04 november, 2009

Zwart en Wit

Mijn dochters zijn hele witte kinderen. Ze zitten op een hele zwarte school. Dat was in zekere zin een weloverwogen keuze. We wilden voor onze kinderen een openbare school zonder bijzonder onderwijs als Montessori of Jenaplan. De school moest om de hoek staan zodat vriendjes en vriendinnetjes ook om de hoek zouden wonen. De school die aan die eisen voldeed, was een zwarte school.

Aan de ene kant vonden we dat eigenlijk wel een bonus. Amsterdam is over een jaar of vijftien een heel erg gemengde stad, dus is het goed als onze dochters zo snel mogelijk leren hoe je in die heel erg gemengde stad je weg kunt vinden. En waar leer je dat sneller dan op een school waar vooral kinderen zitten die op het eerste gezicht anders zijn dan jij?

Maar eng was het ook wel. Zo was ik zelf in de jaren ’70 het enige Hollandse kind in een Limburgse jongensklas geweest, en op die uitzonderingspositie keek ik met gemengde gevoelens terug. Gelukkig ging er nog een wit kind naar de klas van onze oudste dochter.

Hoe eng het precies was, bleek bij de middelste dochter. Toen we na een paar maanden school de eerste groepsfoto zagen, ontdekten we dat zij het enige witte kind in de klas was. Wij hadden het tot dan toe niet gemerkt en zij had er niet onder geleden.
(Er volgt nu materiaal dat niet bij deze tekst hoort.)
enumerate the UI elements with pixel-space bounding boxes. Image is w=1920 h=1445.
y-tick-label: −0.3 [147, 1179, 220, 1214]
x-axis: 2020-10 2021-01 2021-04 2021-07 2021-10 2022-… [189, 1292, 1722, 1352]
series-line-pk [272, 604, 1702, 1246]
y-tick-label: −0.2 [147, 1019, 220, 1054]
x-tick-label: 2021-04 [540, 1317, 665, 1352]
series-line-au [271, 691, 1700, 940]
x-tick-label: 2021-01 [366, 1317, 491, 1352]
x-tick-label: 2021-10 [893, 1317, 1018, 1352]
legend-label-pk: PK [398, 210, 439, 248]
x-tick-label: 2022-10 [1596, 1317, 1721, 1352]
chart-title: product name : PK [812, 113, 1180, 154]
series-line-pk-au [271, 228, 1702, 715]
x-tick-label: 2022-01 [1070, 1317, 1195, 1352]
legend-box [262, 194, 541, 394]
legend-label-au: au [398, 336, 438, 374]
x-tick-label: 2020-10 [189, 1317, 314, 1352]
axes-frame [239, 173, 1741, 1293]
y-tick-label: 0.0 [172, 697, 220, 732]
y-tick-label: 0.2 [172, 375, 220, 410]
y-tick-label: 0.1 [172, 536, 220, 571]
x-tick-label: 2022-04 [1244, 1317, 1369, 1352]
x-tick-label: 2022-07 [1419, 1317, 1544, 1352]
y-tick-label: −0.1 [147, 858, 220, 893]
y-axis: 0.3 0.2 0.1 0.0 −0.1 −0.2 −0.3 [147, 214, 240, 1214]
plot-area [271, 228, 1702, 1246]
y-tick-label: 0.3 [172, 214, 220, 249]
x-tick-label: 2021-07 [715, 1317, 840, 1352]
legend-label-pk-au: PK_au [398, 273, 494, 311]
Nooit getwijfeld? Natuurlijk wel, al was het maar omdat onze witte en/of hoog opgeleide omgeving wel eens de wenkbrauwen fronste. In zo’n moment van twijfel hebben we wel eens een rondje gemaakt langs de verschillende zwarte en witte scholen om ons heen. We zagen dat er op al die scholen wel wat aan te merken was. Wij konden maar één conclusie trekken: een school is net zo goed als de meester of juf die voor de klas van je kind staat.

Deze column verscheen in het laatste nummer van De Brug.